Four Romance Studies Graduate Students Win Summer Grants from CIES

We are delighted to announce that Jack Frost, Yen Vu, Valeria Dani, and Lia Turtas have all been awarded funding from the Cornell Institute for European Studies for summer study and research.  Brief descriptions of their projects, supplied by the recipients, are given below.  Congratulations to each of you for these significant achievements and best wishes for your research and writing this summer!
Jack Frost (French Literature) is this year’s recipient of the Manon Michels Einaudi Grant for her project: “Decolonized Futures: The Poetics of Time, History and Experience in Aimé Césaire and René Depestre.”  One award is given each year to conduct short-term research in Europe in the fields of European art and architecture, Art history, Literature, Philosophy, or Culture.
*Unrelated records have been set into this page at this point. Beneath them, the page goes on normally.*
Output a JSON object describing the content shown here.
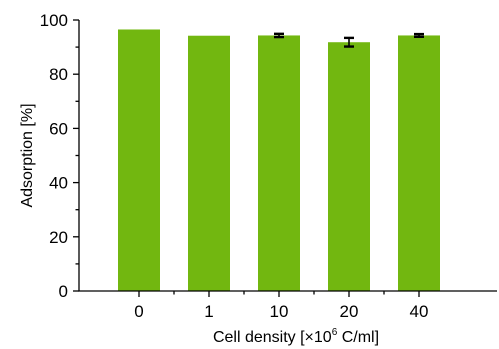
{
  "chart_data": {
    "type": "bar",
    "categories": [
      "0",
      "1",
      "10",
      "20",
      "40"
    ],
    "values": [
      96.5,
      94.2,
      94.3,
      91.8,
      94.3
    ],
    "errors": [
      0,
      0,
      0.6,
      1.6,
      0.5
    ],
    "ylim": [
      0,
      100
    ],
    "yticks": [
      0,
      20,
      40,
      60,
      80,
      100
    ],
    "ylabel": "Adsorption [%]",
    "xlabel": {
      "main": "Cell density [×10",
      "sup": "6",
      "tail": " C/ml]"
    },
    "bar_color": "#72b710",
    "grid": false,
    "legend": "none"
  }
}
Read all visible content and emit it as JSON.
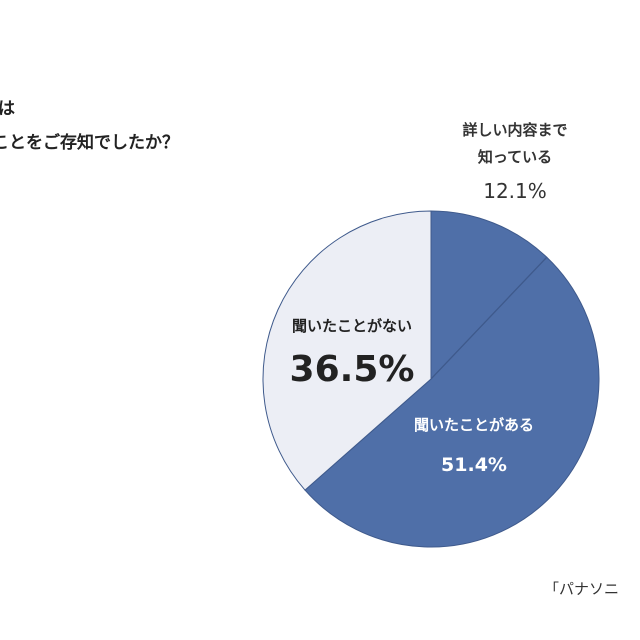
{
  "question": {
    "line1": "は",
    "line2": "ことをご存知でしたか？"
  },
  "source": "「パナソニ",
  "colors": {
    "heard": "#4f6fa8",
    "not_heard": "#eceef5",
    "edge": "#3f5a8c",
    "text_dark": "#222222",
    "text_light": "#ffffff"
  },
  "chart_data": {
    "type": "pie",
    "start_angle_deg": 0,
    "direction": "clockwise",
    "slices": [
      {
        "label": "詳しい内容まで知っている",
        "label_lines": [
          "詳しい内容まで",
          "知っている"
        ],
        "value": 12.1,
        "value_label": "12.1%",
        "color": "#4f6fa8"
      },
      {
        "label": "聞いたことがある",
        "label_lines": [
          "聞いたことがある"
        ],
        "value": 51.4,
        "value_label": "51.4%",
        "color": "#4f6fa8"
      },
      {
        "label": "聞いたことがない",
        "label_lines": [
          "聞いたことがない"
        ],
        "value": 36.5,
        "value_label": "36.5%",
        "color": "#eceef5"
      }
    ]
  }
}
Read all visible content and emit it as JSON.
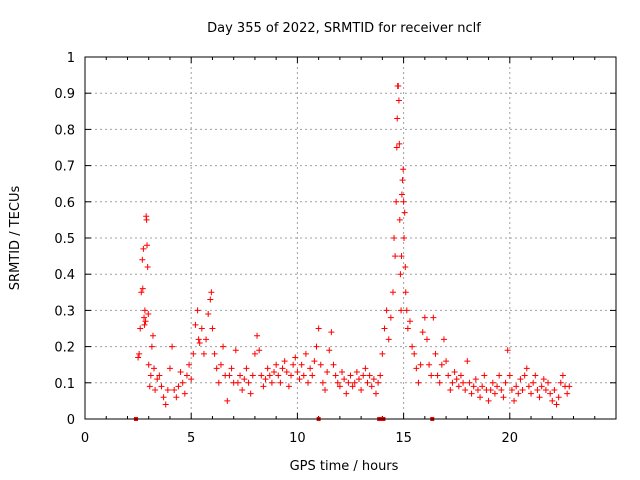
{
  "chart_data": {
    "type": "scatter",
    "title": "Day 355 of 2022, SRMTID for receiver nclf",
    "xlabel": "GPS time / hours",
    "ylabel": "SRMTID / TECUs",
    "xlim": [
      0,
      25
    ],
    "ylim": [
      0,
      1
    ],
    "xticks": [
      0,
      5,
      10,
      15,
      20
    ],
    "yticks": [
      0,
      0.1,
      0.2,
      0.3,
      0.4,
      0.5,
      0.6,
      0.7,
      0.8,
      0.9,
      1
    ],
    "ytick_labels": [
      "0",
      "0.1",
      "0.2",
      "0.3",
      "0.4",
      "0.5",
      "0.6",
      "0.7",
      "0.8",
      "0.9",
      "1"
    ],
    "grid": true,
    "series": [
      {
        "name": "SRMTID",
        "color": "#ff0000",
        "marker": "plus",
        "points": [
          [
            2.5,
            0.17
          ],
          [
            2.55,
            0.18
          ],
          [
            2.6,
            0.25
          ],
          [
            2.65,
            0.35
          ],
          [
            2.7,
            0.44
          ],
          [
            2.72,
            0.36
          ],
          [
            2.75,
            0.47
          ],
          [
            2.78,
            0.28
          ],
          [
            2.8,
            0.26
          ],
          [
            2.82,
            0.3
          ],
          [
            2.85,
            0.27
          ],
          [
            2.88,
            0.56
          ],
          [
            2.9,
            0.55
          ],
          [
            2.92,
            0.48
          ],
          [
            2.95,
            0.42
          ],
          [
            2.98,
            0.29
          ],
          [
            3.0,
            0.15
          ],
          [
            3.05,
            0.09
          ],
          [
            3.1,
            0.12
          ],
          [
            3.15,
            0.2
          ],
          [
            3.2,
            0.23
          ],
          [
            3.25,
            0.14
          ],
          [
            3.3,
            0.08
          ],
          [
            3.4,
            0.11
          ],
          [
            3.5,
            0.12
          ],
          [
            3.6,
            0.09
          ],
          [
            3.7,
            0.06
          ],
          [
            3.8,
            0.04
          ],
          [
            3.9,
            0.08
          ],
          [
            4.0,
            0.14
          ],
          [
            4.1,
            0.2
          ],
          [
            4.2,
            0.08
          ],
          [
            4.3,
            0.06
          ],
          [
            4.4,
            0.09
          ],
          [
            4.5,
            0.13
          ],
          [
            4.6,
            0.1
          ],
          [
            4.7,
            0.07
          ],
          [
            4.8,
            0.12
          ],
          [
            4.9,
            0.15
          ],
          [
            5.0,
            0.11
          ],
          [
            5.1,
            0.18
          ],
          [
            5.2,
            0.26
          ],
          [
            5.3,
            0.3
          ],
          [
            5.35,
            0.22
          ],
          [
            5.4,
            0.21
          ],
          [
            5.5,
            0.25
          ],
          [
            5.6,
            0.18
          ],
          [
            5.7,
            0.22
          ],
          [
            5.8,
            0.29
          ],
          [
            5.9,
            0.33
          ],
          [
            5.95,
            0.35
          ],
          [
            6.0,
            0.25
          ],
          [
            6.1,
            0.18
          ],
          [
            6.2,
            0.14
          ],
          [
            6.3,
            0.1
          ],
          [
            6.4,
            0.15
          ],
          [
            6.5,
            0.2
          ],
          [
            6.6,
            0.12
          ],
          [
            6.7,
            0.05
          ],
          [
            6.8,
            0.12
          ],
          [
            6.9,
            0.14
          ],
          [
            7.0,
            0.1
          ],
          [
            7.1,
            0.19
          ],
          [
            7.2,
            0.1
          ],
          [
            7.3,
            0.12
          ],
          [
            7.4,
            0.08
          ],
          [
            7.5,
            0.11
          ],
          [
            7.6,
            0.14
          ],
          [
            7.7,
            0.1
          ],
          [
            7.8,
            0.07
          ],
          [
            7.9,
            0.12
          ],
          [
            8.0,
            0.18
          ],
          [
            8.1,
            0.23
          ],
          [
            8.2,
            0.19
          ],
          [
            8.3,
            0.12
          ],
          [
            8.4,
            0.09
          ],
          [
            8.5,
            0.11
          ],
          [
            8.6,
            0.14
          ],
          [
            8.7,
            0.12
          ],
          [
            8.8,
            0.1
          ],
          [
            8.9,
            0.13
          ],
          [
            9.0,
            0.15
          ],
          [
            9.1,
            0.12
          ],
          [
            9.2,
            0.1
          ],
          [
            9.3,
            0.14
          ],
          [
            9.4,
            0.16
          ],
          [
            9.5,
            0.13
          ],
          [
            9.6,
            0.09
          ],
          [
            9.7,
            0.12
          ],
          [
            9.8,
            0.15
          ],
          [
            9.9,
            0.17
          ],
          [
            10.0,
            0.13
          ],
          [
            10.1,
            0.11
          ],
          [
            10.2,
            0.15
          ],
          [
            10.3,
            0.12
          ],
          [
            10.4,
            0.18
          ],
          [
            10.5,
            0.1
          ],
          [
            10.6,
            0.14
          ],
          [
            10.7,
            0.12
          ],
          [
            10.8,
            0.16
          ],
          [
            10.9,
            0.2
          ],
          [
            11.0,
            0.25
          ],
          [
            11.1,
            0.15
          ],
          [
            11.2,
            0.1
          ],
          [
            11.3,
            0.08
          ],
          [
            11.4,
            0.13
          ],
          [
            11.5,
            0.19
          ],
          [
            11.6,
            0.24
          ],
          [
            11.7,
            0.15
          ],
          [
            11.8,
            0.12
          ],
          [
            11.9,
            0.1
          ],
          [
            12.0,
            0.09
          ],
          [
            12.1,
            0.13
          ],
          [
            12.2,
            0.11
          ],
          [
            12.3,
            0.07
          ],
          [
            12.4,
            0.1
          ],
          [
            12.5,
            0.12
          ],
          [
            12.6,
            0.09
          ],
          [
            12.7,
            0.1
          ],
          [
            12.8,
            0.13
          ],
          [
            12.9,
            0.11
          ],
          [
            13.0,
            0.08
          ],
          [
            13.1,
            0.12
          ],
          [
            13.2,
            0.14
          ],
          [
            13.3,
            0.1
          ],
          [
            13.4,
            0.12
          ],
          [
            13.5,
            0.09
          ],
          [
            13.6,
            0.11
          ],
          [
            13.7,
            0.07
          ],
          [
            13.8,
            0.1
          ],
          [
            13.9,
            0.12
          ],
          [
            14.0,
            0.18
          ],
          [
            14.1,
            0.25
          ],
          [
            14.2,
            0.3
          ],
          [
            14.3,
            0.22
          ],
          [
            14.4,
            0.28
          ],
          [
            14.5,
            0.35
          ],
          [
            14.55,
            0.5
          ],
          [
            14.6,
            0.45
          ],
          [
            14.65,
            0.6
          ],
          [
            14.68,
            0.75
          ],
          [
            14.7,
            0.83
          ],
          [
            14.72,
            0.92
          ],
          [
            14.75,
            0.92
          ],
          [
            14.78,
            0.88
          ],
          [
            14.8,
            0.76
          ],
          [
            14.82,
            0.55
          ],
          [
            14.85,
            0.4
          ],
          [
            14.88,
            0.3
          ],
          [
            14.9,
            0.45
          ],
          [
            14.92,
            0.62
          ],
          [
            14.95,
            0.66
          ],
          [
            14.98,
            0.69
          ],
          [
            15.0,
            0.6
          ],
          [
            15.02,
            0.5
          ],
          [
            15.05,
            0.57
          ],
          [
            15.08,
            0.42
          ],
          [
            15.1,
            0.35
          ],
          [
            15.15,
            0.3
          ],
          [
            15.2,
            0.25
          ],
          [
            15.3,
            0.27
          ],
          [
            15.4,
            0.2
          ],
          [
            15.5,
            0.18
          ],
          [
            15.6,
            0.14
          ],
          [
            15.7,
            0.1
          ],
          [
            15.8,
            0.15
          ],
          [
            15.9,
            0.24
          ],
          [
            16.0,
            0.28
          ],
          [
            16.1,
            0.22
          ],
          [
            16.2,
            0.15
          ],
          [
            16.3,
            0.12
          ],
          [
            16.4,
            0.28
          ],
          [
            16.5,
            0.18
          ],
          [
            16.6,
            0.12
          ],
          [
            16.7,
            0.1
          ],
          [
            16.8,
            0.15
          ],
          [
            16.9,
            0.22
          ],
          [
            17.0,
            0.16
          ],
          [
            17.1,
            0.12
          ],
          [
            17.2,
            0.08
          ],
          [
            17.3,
            0.1
          ],
          [
            17.4,
            0.13
          ],
          [
            17.5,
            0.11
          ],
          [
            17.6,
            0.09
          ],
          [
            17.7,
            0.12
          ],
          [
            17.8,
            0.1
          ],
          [
            17.9,
            0.08
          ],
          [
            18.0,
            0.16
          ],
          [
            18.1,
            0.1
          ],
          [
            18.2,
            0.07
          ],
          [
            18.3,
            0.09
          ],
          [
            18.4,
            0.11
          ],
          [
            18.5,
            0.08
          ],
          [
            18.6,
            0.06
          ],
          [
            18.7,
            0.09
          ],
          [
            18.8,
            0.12
          ],
          [
            18.9,
            0.08
          ],
          [
            19.0,
            0.05
          ],
          [
            19.1,
            0.08
          ],
          [
            19.2,
            0.1
          ],
          [
            19.3,
            0.07
          ],
          [
            19.4,
            0.09
          ],
          [
            19.5,
            0.12
          ],
          [
            19.6,
            0.08
          ],
          [
            19.7,
            0.06
          ],
          [
            19.8,
            0.1
          ],
          [
            19.9,
            0.19
          ],
          [
            20.0,
            0.12
          ],
          [
            20.1,
            0.08
          ],
          [
            20.2,
            0.05
          ],
          [
            20.3,
            0.09
          ],
          [
            20.4,
            0.07
          ],
          [
            20.5,
            0.11
          ],
          [
            20.6,
            0.08
          ],
          [
            20.7,
            0.12
          ],
          [
            20.8,
            0.14
          ],
          [
            20.9,
            0.09
          ],
          [
            21.0,
            0.07
          ],
          [
            21.1,
            0.1
          ],
          [
            21.2,
            0.12
          ],
          [
            21.3,
            0.08
          ],
          [
            21.4,
            0.06
          ],
          [
            21.5,
            0.09
          ],
          [
            21.6,
            0.11
          ],
          [
            21.7,
            0.08
          ],
          [
            21.8,
            0.1
          ],
          [
            21.9,
            0.07
          ],
          [
            22.0,
            0.05
          ],
          [
            22.1,
            0.08
          ],
          [
            22.2,
            0.04
          ],
          [
            22.3,
            0.06
          ],
          [
            22.4,
            0.1
          ],
          [
            22.5,
            0.12
          ],
          [
            22.6,
            0.09
          ],
          [
            22.7,
            0.07
          ],
          [
            22.8,
            0.09
          ]
        ]
      }
    ],
    "gap_markers_x": [
      2.4,
      11.0,
      13.85,
      13.95,
      14.05,
      16.35
    ]
  }
}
The award is highly competitive with applicants from European studies across the humanities.
Yen Vu (French Studies) was awarded a Michele Sicca Grant for Research in Europe  as well as a Graduate School Research Travel Grant!  She will use this funding to spend the summer in Aix-en-Provence, at the Archives Nationales d’Outre Mer, to look at Vietnamese expatriate activity in the beginning of the 20th century in France, as well as in Paris, to access some of the first Vietnamese francophone novels and periodicals only held in the BNF.
Valeria Dani (Italian Studies) received a Michele Sicca Grant to travel to Jerusalem to complete the research and writing for her dissertation entitled Ascensions and Downfalls. Anadiplosis/Climax, Repetition and Ladders in Italian Poetry. Her research, in contributing towards outlining a new configuration of the relationship between rhetoric and literary criticism, will hugely benefit from the precious resources that the academic, cultural and artistic landscape of Jerusalem will afford her. Through the resources of the  Hebrew University, the National Library, the Eretz Israel and Israel museums, Valeria plans not only to further her studies in Jewish theology but also to demonstrate the tremendous potential of reading Italian contemporary poetry through the lens of Jewish rhetorical and mystical practices.
Lia Turtas (Italian Studies) was awarded a Michele Sicca Grant and an International Research Travel Grant to support her project entitled “The Automaton of Italian Cinema: Towards a Reinterpretation of Humanism in the Age of the Cinematic Apparatus.”  With the help of these grants, Lia will be able to conduct short-term research and consult rare materials at archives in the Italian cities of Reggio Emilia, Bologna, and Casarsa.